In this post, we’ll explore the various types of ghee and their unique characteristics.

Types of Ghee

  1. Cow Ghee
    • Source: Made from cow’s milk.
    • Characteristics: Light yellow in color, known for its rich, nutty flavor and aroma.
    • Benefits: High in omega-3 fatty acids, vitamins A, D, E, and K. Traditionally believed to be beneficial for digestion and overall health.
    • Uses: Commonly used in everyday cooking, baking, and in Ayurvedic medicine.
  2. Buffalo Ghee
    • Source: Made from buffalo’s milk.
    • Characteristics: White or pale yellow in color, with a slightly stronger flavor and higher fat content compared to cow ghee.
    • Benefits: Rich in protein and calcium, considered to have a cooling effect on the body.
    • Uses: Often used in desserts and for deep frying due to its high smoke point.
  3. A2 Ghee
    • Source: Made from the milk of cows that produce the A2 beta-casein protein, often from specific indigenous breeds.
    • Characteristics: Rich, golden color with a strong, traditional flavor.
    • Benefits: Believed to be easier to digest and less inflammatory compared to regular cow’s milk.
    • Uses: Preferred in Ayurvedic practices and for those with sensitivities to regular cow’s milk.
  4. Organic Ghee
    • Source: Made from the milk of cows or buffaloes raised on organic feed and without synthetic hormones or antibiotics.
    • Characteristics: Similar to regular cow or buffalo ghee but with the assurance of organic farming practices.
    • Benefits: Free from pesticides, synthetic hormones, and antibiotics.
    • Uses: Ideal for those seeking organic and natural food products.
  5. Cultured Ghee
    • Source: Made from cultured butter, which is butter that has been fermented.
    • Characteristics: Slightly tangy flavor due to the fermentation process.
    • Benefits: Contains probiotics and is believed to aid in digestion.
    • Uses: Used in traditional recipes and Ayurvedic medicine for its digestive benefits.
  6. Herbal or Medicated Ghee
    • Source: Ghee that has been infused with various herbs and spices.
    • Characteristics: Flavored and colored by the added herbs, with unique health benefits based on the herbs used.
    • Benefits: Used in Ayurvedic treatments and cooking for specific health benefits.
    • Uses: Consumed directly or used in cooking and Ayurvedic practices for its medicinal properties.
  7. Grass-Fed Ghee
    • Source: Made from the milk of grass-fed cows.
    • Characteristics: Rich, golden color with a stronger flavor due to the high beta-carotene content in grass.
    • Benefits: Higher in omega-3 fatty acids, CLA (conjugated linoleic acid), and vitamins compared to grain-fed ghee.
    • Uses: Preferred for its nutritional benefits and rich flavor in cooking and baking.

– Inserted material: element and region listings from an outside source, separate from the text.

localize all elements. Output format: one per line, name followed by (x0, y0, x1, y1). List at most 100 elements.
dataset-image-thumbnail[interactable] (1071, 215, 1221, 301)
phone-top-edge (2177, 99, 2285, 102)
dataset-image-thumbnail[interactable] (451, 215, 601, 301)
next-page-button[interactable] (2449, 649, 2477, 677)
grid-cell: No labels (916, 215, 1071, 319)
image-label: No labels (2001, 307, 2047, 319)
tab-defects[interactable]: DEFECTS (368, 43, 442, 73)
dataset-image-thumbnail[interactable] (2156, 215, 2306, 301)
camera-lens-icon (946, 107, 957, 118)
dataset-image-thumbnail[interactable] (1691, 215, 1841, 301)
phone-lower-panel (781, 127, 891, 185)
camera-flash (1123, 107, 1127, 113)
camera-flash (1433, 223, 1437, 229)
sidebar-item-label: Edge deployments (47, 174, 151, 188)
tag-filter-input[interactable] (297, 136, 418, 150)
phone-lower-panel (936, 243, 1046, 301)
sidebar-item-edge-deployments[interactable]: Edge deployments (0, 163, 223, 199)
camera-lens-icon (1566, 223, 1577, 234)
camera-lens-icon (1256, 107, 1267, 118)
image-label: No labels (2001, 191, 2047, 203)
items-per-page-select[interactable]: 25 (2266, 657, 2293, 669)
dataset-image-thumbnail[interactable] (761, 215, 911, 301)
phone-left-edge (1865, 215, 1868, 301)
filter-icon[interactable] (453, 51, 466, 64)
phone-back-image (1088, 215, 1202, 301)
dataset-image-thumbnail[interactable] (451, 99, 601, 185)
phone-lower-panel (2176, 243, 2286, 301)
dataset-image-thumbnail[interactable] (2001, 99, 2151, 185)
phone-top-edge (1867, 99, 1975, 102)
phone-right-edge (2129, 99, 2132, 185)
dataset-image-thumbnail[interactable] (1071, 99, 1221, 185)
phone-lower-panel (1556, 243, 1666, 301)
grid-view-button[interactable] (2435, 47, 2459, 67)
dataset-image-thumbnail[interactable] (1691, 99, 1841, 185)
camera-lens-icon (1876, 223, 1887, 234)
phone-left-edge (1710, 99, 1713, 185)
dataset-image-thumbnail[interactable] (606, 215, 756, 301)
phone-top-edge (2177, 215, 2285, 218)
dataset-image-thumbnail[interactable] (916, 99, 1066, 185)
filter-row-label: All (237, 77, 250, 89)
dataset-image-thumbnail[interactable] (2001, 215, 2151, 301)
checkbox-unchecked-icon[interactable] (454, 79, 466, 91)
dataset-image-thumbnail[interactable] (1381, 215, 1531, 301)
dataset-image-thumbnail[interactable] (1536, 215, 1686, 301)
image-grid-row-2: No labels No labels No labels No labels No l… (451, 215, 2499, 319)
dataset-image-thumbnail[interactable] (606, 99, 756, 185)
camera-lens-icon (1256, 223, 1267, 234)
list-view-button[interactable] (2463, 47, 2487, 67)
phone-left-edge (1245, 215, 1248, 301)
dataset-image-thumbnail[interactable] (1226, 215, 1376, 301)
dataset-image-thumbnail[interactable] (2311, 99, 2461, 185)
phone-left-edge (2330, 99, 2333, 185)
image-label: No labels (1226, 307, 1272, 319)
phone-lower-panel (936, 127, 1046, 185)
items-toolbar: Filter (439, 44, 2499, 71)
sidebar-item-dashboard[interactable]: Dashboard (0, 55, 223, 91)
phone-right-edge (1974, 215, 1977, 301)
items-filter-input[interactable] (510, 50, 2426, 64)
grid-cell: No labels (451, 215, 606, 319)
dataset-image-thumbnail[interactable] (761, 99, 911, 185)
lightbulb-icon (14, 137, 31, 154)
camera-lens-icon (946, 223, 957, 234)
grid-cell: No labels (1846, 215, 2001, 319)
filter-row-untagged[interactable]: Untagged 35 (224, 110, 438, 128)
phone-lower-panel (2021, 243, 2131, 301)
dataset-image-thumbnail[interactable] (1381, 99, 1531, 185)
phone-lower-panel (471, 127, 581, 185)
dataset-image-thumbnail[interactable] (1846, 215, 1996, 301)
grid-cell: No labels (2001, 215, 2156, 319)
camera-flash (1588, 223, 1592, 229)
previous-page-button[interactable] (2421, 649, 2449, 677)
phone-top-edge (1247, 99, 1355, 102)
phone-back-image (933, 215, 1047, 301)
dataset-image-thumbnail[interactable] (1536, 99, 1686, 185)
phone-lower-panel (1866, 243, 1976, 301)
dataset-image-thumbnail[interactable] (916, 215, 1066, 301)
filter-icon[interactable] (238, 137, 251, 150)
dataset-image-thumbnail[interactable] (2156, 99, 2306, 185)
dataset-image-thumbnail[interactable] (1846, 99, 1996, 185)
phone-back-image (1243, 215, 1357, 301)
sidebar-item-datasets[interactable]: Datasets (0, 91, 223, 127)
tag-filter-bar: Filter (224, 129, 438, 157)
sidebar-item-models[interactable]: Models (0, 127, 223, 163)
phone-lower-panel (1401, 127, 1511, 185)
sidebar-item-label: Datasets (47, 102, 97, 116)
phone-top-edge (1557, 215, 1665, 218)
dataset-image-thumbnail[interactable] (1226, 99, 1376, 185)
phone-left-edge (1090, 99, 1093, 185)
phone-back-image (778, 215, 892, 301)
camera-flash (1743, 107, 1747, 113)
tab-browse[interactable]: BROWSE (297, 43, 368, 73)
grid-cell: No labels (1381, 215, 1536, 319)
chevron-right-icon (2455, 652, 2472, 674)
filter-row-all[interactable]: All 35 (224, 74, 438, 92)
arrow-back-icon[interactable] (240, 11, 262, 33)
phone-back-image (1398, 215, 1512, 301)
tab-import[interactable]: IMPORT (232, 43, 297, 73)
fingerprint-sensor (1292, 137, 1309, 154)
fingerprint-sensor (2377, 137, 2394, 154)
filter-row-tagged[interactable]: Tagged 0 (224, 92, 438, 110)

Understanding the different types of ghee can help you choose the best one for your culinary and health needs.

Whether you prefer the traditional cow ghee, the protein-rich buffalo ghee, or the nutrient-packed grass-fed ghee, each type brings its own unique benefits and flavors to the table.

Incorporate these different types of ghee into your cooking to experience the rich, nutty taste and numerous health benefits they offer.